Asked by Sen. Murkowski about the challenges of setting up a new office within DoE, Evans replied that a lot of work has already been done at the agency including development of a multiyear cybersecurity plan. “A lot of the groundwork has already been done,” Evans said, adding that her focus would center on implementation and making existing plans “actionable.”
“I don’t want to admire the problem,” Evans said, but instead work on making systems more resilient, along with ways to implement response plans with the help of the private sector and state and local governments.
Asked how DoE can attract a high quality cybersecurity workforce, Evans called on her experience running U.S. Cyber Challenge and said, “DoE could really lead the way… There is a lot of innovative ways to evaluate talent.”
Evans told Sen. Cory Gardner, R-Colo., that in the “whole of government” approach to cybersecurity her position reports to the Energy Secretary but also to the National Protection and Programs Directorate at the Department of Homeland Security, and that each agency understands its roles for cybersecurity coordination.
Evans told Sen. Catherine Cortez Masto, D-Nev., that she would be partnering with DHS regarding protection of hydropower facilities, as DoE is responsible for protecting power facilities but DHS had jurisdiction over dams, and planned to “dive deep” into protection plans for water and power assets that typically employ industrial control systems technologies.
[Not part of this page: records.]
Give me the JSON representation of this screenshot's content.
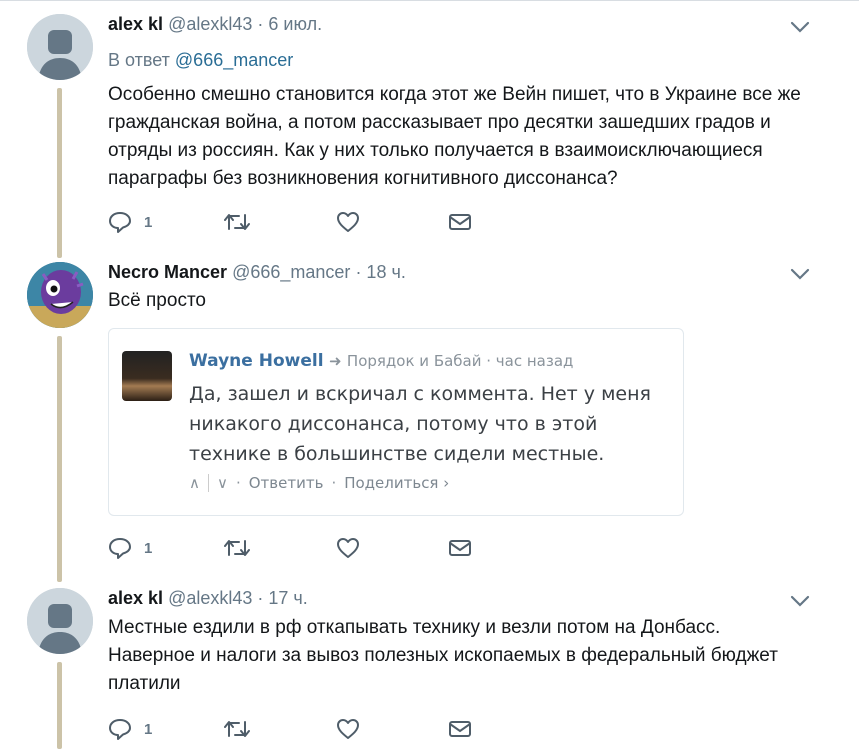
{
  "tweets": [
    {
      "name": "alex kl",
      "handle": "@alexkl43",
      "time": "· 6 июл.",
      "reply_prefix": "В ответ",
      "reply_mention": "@666_mancer",
      "text": "Особенно смешно становится когда этот же Вейн пишет, что в Украине все же гражданская война, а потом рассказывает про десятки зашедших градов и отряды из россиян. Как у них только получается в взаимоисключающиеся параграфы без возникновения когнитивного диссонанса?",
      "replies": "1"
    },
    {
      "name": "Necro Mancer",
      "handle": "@666_mancer",
      "time": "· 18 ч.",
      "text": "Всё просто",
      "replies": "1",
      "quote": {
        "author": "Wayne Howell",
        "arrow": "➜",
        "meta": "Порядок и Бабай · час назад",
        "text": "Да, зашел и вскричал с коммента. Нет у меня никакого диссонанса, потому что в этой технике в большинстве сидели местные.",
        "up": "∧",
        "down": "∨",
        "reply_label": "Ответить",
        "share_label": "Поделиться ›"
      }
    },
    {
      "name": "alex kl",
      "handle": "@alexkl43",
      "time": "· 17 ч.",
      "text": "Местные ездили в рф откапывать технику и везли потом на Донбасс. Наверное и налоги за вывоз полезных ископаемых в федеральный бюджет платили",
      "replies": "1"
    }
  ],
  "icons": {
    "reply": "reply-icon",
    "retweet": "retweet-icon",
    "like": "heart-icon",
    "dm": "envelope-icon",
    "caret": "chevron-down-icon"
  },
  "colors": {
    "text": "#14171a",
    "secondary": "#657786",
    "mention": "#2a6d95",
    "thread_line": "#ccc3a8",
    "avatar_default": "#ccd6dd"
  }
}
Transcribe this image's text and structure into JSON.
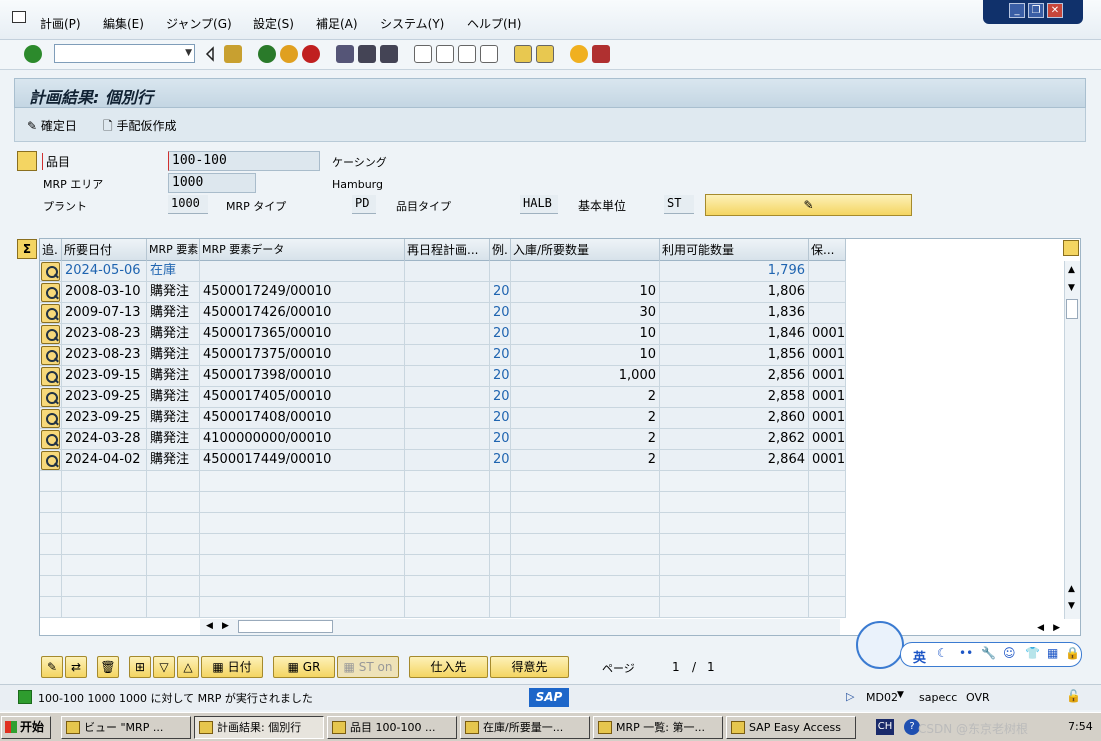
{
  "menubar": {
    "items": [
      "計画(P)",
      "編集(E)",
      "ジャンプ(G)",
      "設定(S)",
      "補足(A)",
      "システム(Y)",
      "ヘルプ(H)"
    ]
  },
  "toolbar": {
    "command_field_value": ""
  },
  "title": "計画結果: 個別行",
  "app_toolbar": {
    "firm_date": "確定日",
    "procurement": "手配仮作成"
  },
  "header": {
    "material_label": "品目",
    "material_value": "100-100",
    "material_desc": "ケーシング",
    "mrp_area_label": "MRP エリア",
    "mrp_area_value": "1000",
    "mrp_area_desc": "Hamburg",
    "plant_label": "プラント",
    "plant_value": "1000",
    "mrp_type_label": "MRP タイプ",
    "mrp_type_value": "PD",
    "material_type_label": "品目タイプ",
    "material_type_value": "HALB",
    "base_unit_label": "基本単位",
    "base_unit_value": "ST"
  },
  "grid": {
    "columns": [
      "追.",
      "所要日付",
      "MRP 要素",
      "MRP 要素データ",
      "再日程計画...",
      "例.",
      "入庫/所要数量",
      "利用可能数量",
      "保..."
    ],
    "rows": [
      {
        "date": "2024-05-06",
        "element": "在庫",
        "data": "",
        "reschedule": "",
        "exc": "",
        "qty": "",
        "avail": "1,796",
        "stor": "",
        "highlight": true
      },
      {
        "date": "2008-03-10",
        "element": "購発注",
        "data": "4500017249/00010",
        "reschedule": "",
        "exc": "20",
        "qty": "10",
        "avail": "1,806",
        "stor": "",
        "highlight": false
      },
      {
        "date": "2009-07-13",
        "element": "購発注",
        "data": "4500017426/00010",
        "reschedule": "",
        "exc": "20",
        "qty": "30",
        "avail": "1,836",
        "stor": "",
        "highlight": false
      },
      {
        "date": "2023-08-23",
        "element": "購発注",
        "data": "4500017365/00010",
        "reschedule": "",
        "exc": "20",
        "qty": "10",
        "avail": "1,846",
        "stor": "0001",
        "highlight": false
      },
      {
        "date": "2023-08-23",
        "element": "購発注",
        "data": "4500017375/00010",
        "reschedule": "",
        "exc": "20",
        "qty": "10",
        "avail": "1,856",
        "stor": "0001",
        "highlight": false
      },
      {
        "date": "2023-09-15",
        "element": "購発注",
        "data": "4500017398/00010",
        "reschedule": "",
        "exc": "20",
        "qty": "1,000",
        "avail": "2,856",
        "stor": "0001",
        "highlight": false
      },
      {
        "date": "2023-09-25",
        "element": "購発注",
        "data": "4500017405/00010",
        "reschedule": "",
        "exc": "20",
        "qty": "2",
        "avail": "2,858",
        "stor": "0001",
        "highlight": false
      },
      {
        "date": "2023-09-25",
        "element": "購発注",
        "data": "4500017408/00010",
        "reschedule": "",
        "exc": "20",
        "qty": "2",
        "avail": "2,860",
        "stor": "0001",
        "highlight": false
      },
      {
        "date": "2024-03-28",
        "element": "購発注",
        "data": "4100000000/00010",
        "reschedule": "",
        "exc": "20",
        "qty": "2",
        "avail": "2,862",
        "stor": "0001",
        "highlight": false
      },
      {
        "date": "2024-04-02",
        "element": "購発注",
        "data": "4500017449/00010",
        "reschedule": "",
        "exc": "20",
        "qty": "2",
        "avail": "2,864",
        "stor": "0001",
        "highlight": false
      }
    ]
  },
  "bottom": {
    "date_btn": "日付",
    "gr_btn": "GR",
    "st_on_btn": "ST on",
    "vendor_btn": "仕入先",
    "customer_btn": "得意先",
    "page_label": "ページ",
    "page_current": "1",
    "page_sep": "/",
    "page_total": "1"
  },
  "status": {
    "message": "100-100  1000  1000 に対して MRP が実行されました",
    "logo": "SAP",
    "transaction": "MD02",
    "server": "sapecc",
    "mode": "OVR"
  },
  "taskbar": {
    "start": "开始",
    "tasks": [
      "ビュー \"MRP ...",
      "計画結果: 個別行",
      "品目 100-100 ...",
      "在庫/所要量一...",
      "MRP 一覧: 第一...",
      "SAP Easy Access"
    ],
    "lang": "CH",
    "clock": "7:54",
    "watermark": "CSDN @东京老树根"
  },
  "ime": {
    "lang": "英"
  },
  "colors": {
    "accent_blue": "#1f64b0",
    "button_yellow": "#f4d562",
    "title_bg": "#c4d6e3"
  }
}
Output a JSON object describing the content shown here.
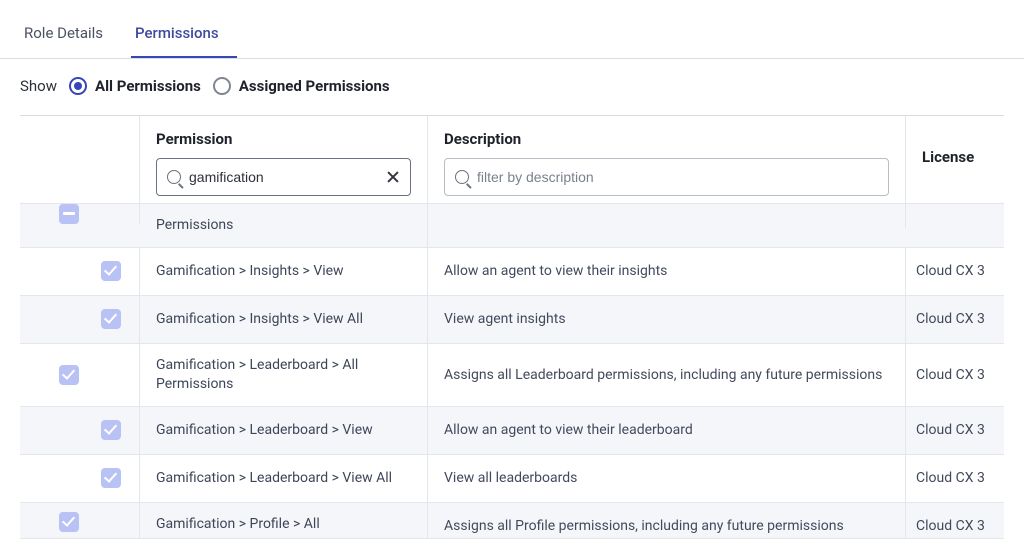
{
  "tabs": {
    "role_details": "Role Details",
    "permissions": "Permissions"
  },
  "filter_row": {
    "show_label": "Show",
    "all_label": "All Permissions",
    "assigned_label": "Assigned Permissions"
  },
  "table": {
    "headers": {
      "permission": "Permission",
      "description": "Description",
      "license": "License"
    },
    "filters": {
      "permission_value": "gamification",
      "description_placeholder": "filter by description"
    },
    "rows": [
      {
        "zebra": true,
        "cutoff": "top",
        "checkbox1": "partial",
        "checkbox2": null,
        "permission": "Permissions",
        "description": "",
        "license": ""
      },
      {
        "zebra": false,
        "checkbox1": null,
        "checkbox2": "checked",
        "permission": "Gamification > Insights > View",
        "description": "Allow an agent to view their insights",
        "license": "Cloud CX 3"
      },
      {
        "zebra": true,
        "checkbox1": null,
        "checkbox2": "checked",
        "permission": "Gamification > Insights > View All",
        "description": "View agent insights",
        "license": "Cloud CX 3"
      },
      {
        "zebra": false,
        "checkbox1": "checked",
        "checkbox2": null,
        "permission": "Gamification > Leaderboard > All Permissions",
        "description": "Assigns all Leaderboard permissions, including any future permissions",
        "license": "Cloud CX 3"
      },
      {
        "zebra": true,
        "checkbox1": null,
        "checkbox2": "checked",
        "permission": "Gamification > Leaderboard > View",
        "description": "Allow an agent to view their leaderboard",
        "license": "Cloud CX 3"
      },
      {
        "zebra": false,
        "checkbox1": null,
        "checkbox2": "checked",
        "permission": "Gamification > Leaderboard > View All",
        "description": "View all leaderboards",
        "license": "Cloud CX 3"
      },
      {
        "zebra": true,
        "cutoff": "bottom",
        "checkbox1": "checked",
        "checkbox2": null,
        "permission": "Gamification > Profile > All",
        "description": "Assigns all Profile permissions, including any future permissions",
        "license": "Cloud CX 3"
      }
    ]
  }
}
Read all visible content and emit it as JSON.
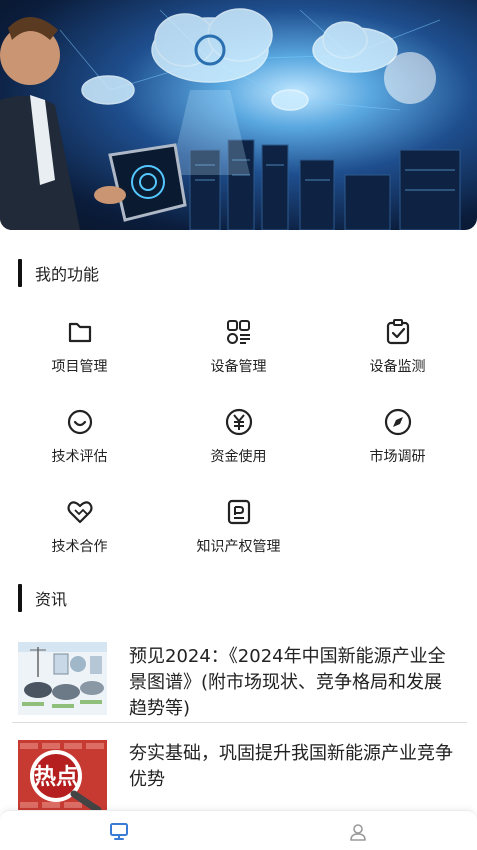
{
  "banner": {
    "image": "cloud-computing-data-center-illustration"
  },
  "functions": {
    "title": "我的功能",
    "items": [
      {
        "label": "项目管理",
        "icon": "folder-icon"
      },
      {
        "label": "设备管理",
        "icon": "device-grid-icon"
      },
      {
        "label": "设备监测",
        "icon": "clipboard-check-icon"
      },
      {
        "label": "技术评估",
        "icon": "smile-icon"
      },
      {
        "label": "资金使用",
        "icon": "yen-icon"
      },
      {
        "label": "市场调研",
        "icon": "compass-icon"
      },
      {
        "label": "技术合作",
        "icon": "handshake-heart-icon"
      },
      {
        "label": "知识产权管理",
        "icon": "document-icon"
      }
    ]
  },
  "news": {
    "title": "资讯",
    "items": [
      {
        "title": "预见2024：《2024年中国新能源产业全景图谱》(附市场现状、竞争格局和发展趋势等)",
        "thumb": "new-energy-vehicle-infographic"
      },
      {
        "title": "夯实基础，巩固提升我国新能源产业竞争优势",
        "thumb": "hot-topic-magnifier",
        "thumb_text": "热点"
      }
    ]
  },
  "tabbar": {
    "tabs": [
      {
        "icon": "monitor-icon",
        "active": true
      },
      {
        "icon": "user-icon",
        "active": false
      }
    ],
    "active_color": "#3a7bd5",
    "inactive_color": "#9a9a9a"
  }
}
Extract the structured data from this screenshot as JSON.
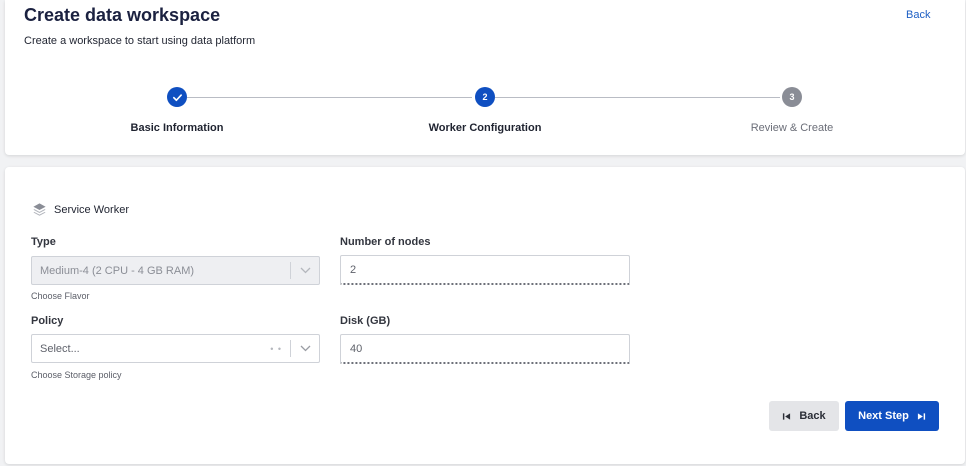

Sen. Angus King, I-Maine, urged Evans to carry to the Trump administration his opinions that the U.S. needs to have a single point of coordination for cybersecurity, and a cybersecurity defense doctrine that provides for deterrence. The nominee said she would do so.
“Everyone says whole of government, but I hear none of government, nobody is accountable, and nobody is in charge,” Sen. King said. On the issue of deterrence, he said, “We need a cyber doctrine… to make our adversaries understand they will pay for a cyber attack on this country.”
“We know a cyber attack is coming at some point… it’s the longest windup of a punch in the history of the world… the best way to prevent it is to deter it,” he said.
The DoE Inspector General nominee, Teri Donaldson, told senators that she would be independent and impartial in her work, and that she believes being responsive to the requests of Congress was “critically important” to the IG position.